Mr Edwards was followed in the pastorate by the Rev. J. W. Butcher in 1893. Previously he had been pastor of the church at Blenheim Chapel, Leeds. He served at Harlow for sixteen years, retiring in 1909. At his farewell, the chairman of the meeting, Mr Samuel Young, said that Mr. Butcher would be particularly remembered for his conduct of the devotional part of the services. Apparently he brought  dignity into the worship every detail of which was as carefully prepared as the sermon itself.

Early in Mr Butcher's ministry Mr Charles Whittaker died, His work as a deacon was outstanding and maintained a fine family tradition. His father and grandfather before him had held similar office in our church, each with forty years of service to his credit. It is also left on record that he was a preacher of ability. His son, Dr C. D. Whittaker, became Headmaster of Taunton School. Another son, Mr J. C. Whittaker, was to serve the church in later years as treasurer, thus continuing something of the long association of this family with the church.

An interesting item occurs in the Minutes for October 29th 1902, when the church gave its approval to a proposal to form a Free Church Council in the district. Mr G. H. Young was among those appointed to attend the preliminary meeting at Bishop’s Stortford. A year later we read of Mr 6, H. Young's election to the diaconate. Two others v ere elected with him – Mr John Coleman and Mr John Shirley. This election was preceded by an objection by Mr Young to what he regarded as an unsatisfactory method of electing deacons. He felt so strongly about it that at first he refused his name to go forward, At length, he won his point, which was to make the election of deacons thoroughly democratic, and the diaconate was thus not only strengthened in number but placed on a firm foundation for the future.

Following the ministry of Mr Butcher came that of the Rev. P. F. Boyd, who moved to Harlow from Amersham in 1910. It fell to him to steer the church through the difficult and anxious years of the First World War. The war memorial in the church was erected in 1921.
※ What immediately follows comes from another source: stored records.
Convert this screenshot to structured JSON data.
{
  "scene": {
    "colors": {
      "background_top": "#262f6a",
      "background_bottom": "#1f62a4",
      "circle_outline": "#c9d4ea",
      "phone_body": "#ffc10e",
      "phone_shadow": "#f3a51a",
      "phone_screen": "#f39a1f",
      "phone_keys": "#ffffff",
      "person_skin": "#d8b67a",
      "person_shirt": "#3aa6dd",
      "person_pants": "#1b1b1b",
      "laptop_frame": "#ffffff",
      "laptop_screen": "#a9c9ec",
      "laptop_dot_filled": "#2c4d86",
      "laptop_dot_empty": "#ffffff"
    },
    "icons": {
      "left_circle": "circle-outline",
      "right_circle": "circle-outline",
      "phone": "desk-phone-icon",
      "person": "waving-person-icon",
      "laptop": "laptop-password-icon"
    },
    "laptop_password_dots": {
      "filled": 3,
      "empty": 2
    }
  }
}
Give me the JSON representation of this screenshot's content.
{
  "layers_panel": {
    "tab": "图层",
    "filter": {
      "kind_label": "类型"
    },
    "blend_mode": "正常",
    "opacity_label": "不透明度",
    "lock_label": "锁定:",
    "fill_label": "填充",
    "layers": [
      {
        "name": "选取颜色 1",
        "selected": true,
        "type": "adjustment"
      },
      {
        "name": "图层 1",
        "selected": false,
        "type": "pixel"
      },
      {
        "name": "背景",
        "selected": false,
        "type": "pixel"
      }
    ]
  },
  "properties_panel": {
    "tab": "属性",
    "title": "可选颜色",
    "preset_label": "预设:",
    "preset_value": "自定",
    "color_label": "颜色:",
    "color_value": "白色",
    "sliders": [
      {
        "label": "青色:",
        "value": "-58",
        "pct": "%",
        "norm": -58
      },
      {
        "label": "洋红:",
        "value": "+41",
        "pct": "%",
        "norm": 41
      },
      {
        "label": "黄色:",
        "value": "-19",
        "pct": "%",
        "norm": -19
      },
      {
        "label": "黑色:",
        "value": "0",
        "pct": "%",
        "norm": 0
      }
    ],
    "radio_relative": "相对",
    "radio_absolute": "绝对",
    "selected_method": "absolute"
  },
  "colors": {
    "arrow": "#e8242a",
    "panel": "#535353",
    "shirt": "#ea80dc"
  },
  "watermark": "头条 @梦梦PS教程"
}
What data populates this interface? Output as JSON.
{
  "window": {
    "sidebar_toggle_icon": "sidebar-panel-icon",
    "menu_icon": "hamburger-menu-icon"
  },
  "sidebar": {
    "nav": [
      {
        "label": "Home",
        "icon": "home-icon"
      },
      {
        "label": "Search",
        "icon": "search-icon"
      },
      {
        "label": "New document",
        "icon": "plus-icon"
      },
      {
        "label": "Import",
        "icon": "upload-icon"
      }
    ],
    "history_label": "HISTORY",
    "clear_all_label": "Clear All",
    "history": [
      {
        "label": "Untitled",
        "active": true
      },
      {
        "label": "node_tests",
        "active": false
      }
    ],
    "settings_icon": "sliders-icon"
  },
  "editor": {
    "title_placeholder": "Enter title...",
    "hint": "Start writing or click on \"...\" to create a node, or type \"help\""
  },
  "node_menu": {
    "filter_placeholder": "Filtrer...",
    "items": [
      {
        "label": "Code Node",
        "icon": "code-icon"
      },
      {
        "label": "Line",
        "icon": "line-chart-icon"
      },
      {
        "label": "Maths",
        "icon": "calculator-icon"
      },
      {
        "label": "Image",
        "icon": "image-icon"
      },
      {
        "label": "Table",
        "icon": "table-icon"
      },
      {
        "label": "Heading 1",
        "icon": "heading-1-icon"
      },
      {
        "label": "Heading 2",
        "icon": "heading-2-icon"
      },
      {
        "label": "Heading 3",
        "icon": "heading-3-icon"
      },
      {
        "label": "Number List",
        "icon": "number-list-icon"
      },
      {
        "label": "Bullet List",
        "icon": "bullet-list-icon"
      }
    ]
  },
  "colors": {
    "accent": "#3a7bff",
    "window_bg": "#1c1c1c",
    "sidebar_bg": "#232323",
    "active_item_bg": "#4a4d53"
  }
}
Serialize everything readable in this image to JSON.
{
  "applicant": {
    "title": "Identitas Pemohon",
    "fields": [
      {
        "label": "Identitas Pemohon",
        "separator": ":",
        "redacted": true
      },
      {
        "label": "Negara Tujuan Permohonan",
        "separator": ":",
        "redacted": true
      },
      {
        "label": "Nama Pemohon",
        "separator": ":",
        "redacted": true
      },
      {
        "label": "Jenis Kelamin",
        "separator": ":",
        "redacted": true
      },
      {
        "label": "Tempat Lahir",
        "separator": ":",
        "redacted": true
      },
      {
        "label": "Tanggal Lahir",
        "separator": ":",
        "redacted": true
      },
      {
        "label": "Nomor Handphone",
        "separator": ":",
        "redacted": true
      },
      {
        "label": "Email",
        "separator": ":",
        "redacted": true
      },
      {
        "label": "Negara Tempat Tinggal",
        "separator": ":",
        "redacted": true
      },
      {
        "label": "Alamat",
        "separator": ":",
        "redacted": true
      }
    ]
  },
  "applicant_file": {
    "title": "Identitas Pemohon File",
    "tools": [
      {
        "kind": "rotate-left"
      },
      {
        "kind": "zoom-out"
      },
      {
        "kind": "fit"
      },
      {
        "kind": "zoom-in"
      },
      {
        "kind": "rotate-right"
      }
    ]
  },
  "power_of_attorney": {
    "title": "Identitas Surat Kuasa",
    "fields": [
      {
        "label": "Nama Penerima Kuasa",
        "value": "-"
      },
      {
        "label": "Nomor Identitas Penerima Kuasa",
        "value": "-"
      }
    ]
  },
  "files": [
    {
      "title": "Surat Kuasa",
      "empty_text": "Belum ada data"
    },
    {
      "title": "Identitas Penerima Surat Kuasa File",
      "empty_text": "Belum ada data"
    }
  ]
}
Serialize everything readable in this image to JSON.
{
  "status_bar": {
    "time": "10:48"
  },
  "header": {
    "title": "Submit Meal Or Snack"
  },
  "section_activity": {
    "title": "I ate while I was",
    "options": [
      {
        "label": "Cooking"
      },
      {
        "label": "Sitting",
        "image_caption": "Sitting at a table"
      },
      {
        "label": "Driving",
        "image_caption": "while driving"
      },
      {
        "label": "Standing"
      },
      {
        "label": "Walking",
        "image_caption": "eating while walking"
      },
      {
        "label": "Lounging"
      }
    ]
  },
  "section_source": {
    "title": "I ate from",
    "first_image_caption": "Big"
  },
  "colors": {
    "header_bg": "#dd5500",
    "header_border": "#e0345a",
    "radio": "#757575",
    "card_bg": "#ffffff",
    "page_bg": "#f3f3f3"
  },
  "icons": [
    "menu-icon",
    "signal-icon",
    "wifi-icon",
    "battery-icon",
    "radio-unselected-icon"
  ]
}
At the beginning of Mr Boyd's ministry, his wife began the Harrow Sisterhood. It has met regularly at the church ever since, and some of the founder members are happily still with us,

In 1918 the church sustained the severe loss through death, of Mr Samuel Young, for fifty-eight years a member and fifty years a deacon. A man of great integrity of character, he had served the church in outstanding and generous measure. The Young family, following their father’s fine example, had become a great power for good in the church, and is remembered as a missionary family of no small accomplishment. One daughter, Dr Edith Young, had gone as a medical missionary to India, under the auspices of the Zenana Mission, during Mr Butcher’s ministry. Shortly after the end of Mr Boyd’s time in Harlow, Dr Young was awarded the Kaisar-i-Hind Medal (Gold Class) in the Birthday Honours, after twenty-three years of service. This decoration was instituted by Queen Victoria in 1900 for award to any person, irrespective of sex, race or occupation, who distinguished himself or herself in advancing the public interest in India. There were three classes – gold, silver and bronze.

At that time, Dr Young’s brother, Professor C. R. Young, was at St Stephen’s College, Delhi, under the Baptist Missionary Society, and her sister, Miss Miriam Young, worked in the same city, It is not inappropriate, perhaps, to mention at this stage that another brother, Mr F. S. Young, was Headmaster of Bishop’s Stortford College. A family of outstanding academic ability, their contribution to the cause of Christ was of rare distinction,

Mr Boyd left Harlow in 1925 to accept a call to a church in Northamptonshire. He served Harlow for fifteen years. The closing  period of his ministry was somewhat overshadowed by ill health, and his departure was accompanied by the sympathy  and sincere good wishes of the church.